Multi-level Monte-Carlo Gradient Methods for Stochastic Optimization with Biased Oracles
Yifan Hu, Jie Wang, Xin Chen, Niao He
TL;DR
This work studies stochastic optimization under biased oracles by introducing a unified multi-level Monte Carlo (MLMC) gradient framework. By telescoping gradients across levels, the authors construct several MLMC gradient estimators (V-MLMC, RT-MLMC, RU-MLMC, RR-MLMC) and couple them with SGD and variance-reduction techniques to achieve favorable bias-variance-cost tradeoffs. They provide nonasymptotic total-cost analyses across strongly convex, convex, and nonconvex settings, showing that, under suitable conditions, biased-oracle problems can match the complexity of classical unbiased stochastic optimization, and they give sharper improvements for conditional stochastic optimization, shortfall risk, and related tasks. The theory is complemented by extensive experiments in distributionally robust optimization, pricing/staffing, and contrastive learning, demonstrating substantial sample-efficient gains of MLMC gradient methods in practice.
Abstract
We consider stochastic optimization when one only has access to biased stochastic oracles of the objective and the gradient, and obtaining stochastic gradients with low biases comes at high costs.

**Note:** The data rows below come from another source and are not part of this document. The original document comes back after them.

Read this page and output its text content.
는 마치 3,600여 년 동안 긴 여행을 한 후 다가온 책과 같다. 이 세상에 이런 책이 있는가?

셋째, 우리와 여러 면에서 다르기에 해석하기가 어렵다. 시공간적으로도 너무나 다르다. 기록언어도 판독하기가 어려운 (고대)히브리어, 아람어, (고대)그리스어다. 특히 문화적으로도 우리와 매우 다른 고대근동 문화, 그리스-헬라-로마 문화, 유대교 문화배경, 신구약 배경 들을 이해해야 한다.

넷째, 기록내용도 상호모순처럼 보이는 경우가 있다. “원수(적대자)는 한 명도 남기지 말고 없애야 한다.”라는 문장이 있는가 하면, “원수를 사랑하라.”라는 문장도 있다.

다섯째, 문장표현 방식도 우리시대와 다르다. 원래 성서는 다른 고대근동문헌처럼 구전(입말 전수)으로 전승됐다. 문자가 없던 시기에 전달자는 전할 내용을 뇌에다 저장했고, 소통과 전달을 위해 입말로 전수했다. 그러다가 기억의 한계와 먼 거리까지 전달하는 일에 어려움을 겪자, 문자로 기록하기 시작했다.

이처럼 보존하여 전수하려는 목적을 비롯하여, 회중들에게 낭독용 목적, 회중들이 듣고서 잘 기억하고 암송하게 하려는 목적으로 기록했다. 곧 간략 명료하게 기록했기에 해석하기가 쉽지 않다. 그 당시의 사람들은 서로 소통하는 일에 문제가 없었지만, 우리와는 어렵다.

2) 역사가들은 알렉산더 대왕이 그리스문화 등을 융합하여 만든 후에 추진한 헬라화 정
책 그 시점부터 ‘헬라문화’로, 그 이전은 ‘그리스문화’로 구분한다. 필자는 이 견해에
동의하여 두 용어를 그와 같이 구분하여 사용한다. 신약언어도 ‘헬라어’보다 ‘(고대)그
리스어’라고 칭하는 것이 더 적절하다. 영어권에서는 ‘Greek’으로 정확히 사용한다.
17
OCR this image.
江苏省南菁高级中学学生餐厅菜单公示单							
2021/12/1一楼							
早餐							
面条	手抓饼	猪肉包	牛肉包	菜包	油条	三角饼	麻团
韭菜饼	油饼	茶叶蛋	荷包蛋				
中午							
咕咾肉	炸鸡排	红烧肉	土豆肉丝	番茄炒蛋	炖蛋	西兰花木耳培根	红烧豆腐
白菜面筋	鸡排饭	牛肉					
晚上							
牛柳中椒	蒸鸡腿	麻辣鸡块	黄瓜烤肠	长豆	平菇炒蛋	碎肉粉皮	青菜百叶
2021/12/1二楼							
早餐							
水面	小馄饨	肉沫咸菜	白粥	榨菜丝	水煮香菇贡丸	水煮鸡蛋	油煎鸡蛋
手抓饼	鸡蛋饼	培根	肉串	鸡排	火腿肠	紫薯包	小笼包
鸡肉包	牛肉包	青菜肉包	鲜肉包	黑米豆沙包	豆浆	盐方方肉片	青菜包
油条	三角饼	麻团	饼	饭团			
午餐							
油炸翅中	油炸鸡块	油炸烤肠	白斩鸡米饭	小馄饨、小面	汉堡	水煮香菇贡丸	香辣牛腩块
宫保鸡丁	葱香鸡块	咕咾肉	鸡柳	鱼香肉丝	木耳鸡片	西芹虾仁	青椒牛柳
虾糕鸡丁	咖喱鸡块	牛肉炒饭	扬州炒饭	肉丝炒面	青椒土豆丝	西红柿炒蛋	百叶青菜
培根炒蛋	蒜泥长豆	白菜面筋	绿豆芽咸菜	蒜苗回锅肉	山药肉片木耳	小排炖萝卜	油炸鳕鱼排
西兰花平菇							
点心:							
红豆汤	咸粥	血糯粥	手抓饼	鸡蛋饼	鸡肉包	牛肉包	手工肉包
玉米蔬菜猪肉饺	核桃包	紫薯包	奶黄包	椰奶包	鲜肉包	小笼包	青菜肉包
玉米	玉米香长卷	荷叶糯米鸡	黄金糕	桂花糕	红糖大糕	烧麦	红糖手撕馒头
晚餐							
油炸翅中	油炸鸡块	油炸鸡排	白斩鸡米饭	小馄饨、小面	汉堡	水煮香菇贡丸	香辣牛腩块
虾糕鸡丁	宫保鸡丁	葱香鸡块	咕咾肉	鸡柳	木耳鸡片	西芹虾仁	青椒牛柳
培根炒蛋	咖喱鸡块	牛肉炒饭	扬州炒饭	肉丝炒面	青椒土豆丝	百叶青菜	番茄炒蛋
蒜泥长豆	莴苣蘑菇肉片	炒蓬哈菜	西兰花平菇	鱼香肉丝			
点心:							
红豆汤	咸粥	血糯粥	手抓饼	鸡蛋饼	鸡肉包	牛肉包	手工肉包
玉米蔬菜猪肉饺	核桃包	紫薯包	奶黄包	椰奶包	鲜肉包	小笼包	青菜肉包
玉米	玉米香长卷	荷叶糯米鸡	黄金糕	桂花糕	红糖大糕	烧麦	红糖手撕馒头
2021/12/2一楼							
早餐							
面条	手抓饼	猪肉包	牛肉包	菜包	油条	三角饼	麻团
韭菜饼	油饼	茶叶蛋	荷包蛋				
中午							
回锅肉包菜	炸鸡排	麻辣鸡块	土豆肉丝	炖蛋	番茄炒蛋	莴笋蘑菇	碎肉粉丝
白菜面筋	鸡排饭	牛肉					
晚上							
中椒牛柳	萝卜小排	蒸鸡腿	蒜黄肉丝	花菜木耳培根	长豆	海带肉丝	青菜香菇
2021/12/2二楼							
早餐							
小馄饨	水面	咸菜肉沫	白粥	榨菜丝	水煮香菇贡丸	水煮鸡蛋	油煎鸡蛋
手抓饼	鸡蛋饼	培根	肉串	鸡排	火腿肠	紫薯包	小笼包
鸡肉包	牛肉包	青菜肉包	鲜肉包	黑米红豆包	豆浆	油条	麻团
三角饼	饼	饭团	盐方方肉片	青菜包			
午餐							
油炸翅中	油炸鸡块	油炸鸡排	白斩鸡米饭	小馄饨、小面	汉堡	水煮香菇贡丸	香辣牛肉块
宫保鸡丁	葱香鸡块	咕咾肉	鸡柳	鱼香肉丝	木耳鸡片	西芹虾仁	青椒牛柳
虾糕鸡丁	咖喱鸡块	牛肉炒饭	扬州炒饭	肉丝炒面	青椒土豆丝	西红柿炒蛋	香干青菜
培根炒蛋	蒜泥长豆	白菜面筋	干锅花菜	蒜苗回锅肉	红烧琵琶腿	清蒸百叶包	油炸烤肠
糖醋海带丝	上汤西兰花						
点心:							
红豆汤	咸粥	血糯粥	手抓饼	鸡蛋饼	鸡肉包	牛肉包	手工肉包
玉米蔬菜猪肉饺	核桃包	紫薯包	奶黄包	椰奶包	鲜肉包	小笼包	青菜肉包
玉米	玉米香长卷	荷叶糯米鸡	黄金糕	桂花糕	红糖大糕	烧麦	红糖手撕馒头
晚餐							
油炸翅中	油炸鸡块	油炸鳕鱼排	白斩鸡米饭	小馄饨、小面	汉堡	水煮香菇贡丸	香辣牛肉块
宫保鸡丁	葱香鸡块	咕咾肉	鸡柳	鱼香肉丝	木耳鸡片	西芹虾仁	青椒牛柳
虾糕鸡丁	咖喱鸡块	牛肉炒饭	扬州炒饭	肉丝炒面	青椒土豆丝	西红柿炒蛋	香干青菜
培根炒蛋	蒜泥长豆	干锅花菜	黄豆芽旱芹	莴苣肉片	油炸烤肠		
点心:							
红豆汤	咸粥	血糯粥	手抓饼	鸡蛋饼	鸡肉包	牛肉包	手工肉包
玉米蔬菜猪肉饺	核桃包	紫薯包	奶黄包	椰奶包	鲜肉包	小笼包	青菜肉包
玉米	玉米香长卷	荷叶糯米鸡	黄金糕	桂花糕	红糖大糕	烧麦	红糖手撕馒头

This setting captures various optimization paradigms, such as conditional stochastic optimization, distributionally robust optimization, shortfall risk optimization, and machine learning paradigms, such as contrastive learning. We examine a family of multi-level Monte Carlo (MLMC) gradient methods that exploit a delicate tradeoff among bias, variance, and oracle cost. We systematically study their total sample and computational complexities for strongly convex, convex, and nonconvex objectives and demonstrate their superiority over the widely used biased stochastic gradient method. When combined with the variance reduction techniques like SPIDER, these MLMC gradient methods can further reduce the complexity in the nonconvex regime. Our results imply that a series of stochastic optimization problems with biased oracles, previously considered to be more challenging, is fundamentally no harder than the classical stochastic optimization with unbiased oracles. We also delineate the boundary conditions under which these problems become more difficult. Moreover, MLMC gradient methods significantly improve the best-known complexities in the literature for conditional stochastic optimization and shortfall risk optimization. Our extensive numerical experiments on distributionally robust optimization, pricing and staffing scheduling problems, and contrastive learning demonstrate the superior performance of MLMC gradient methods.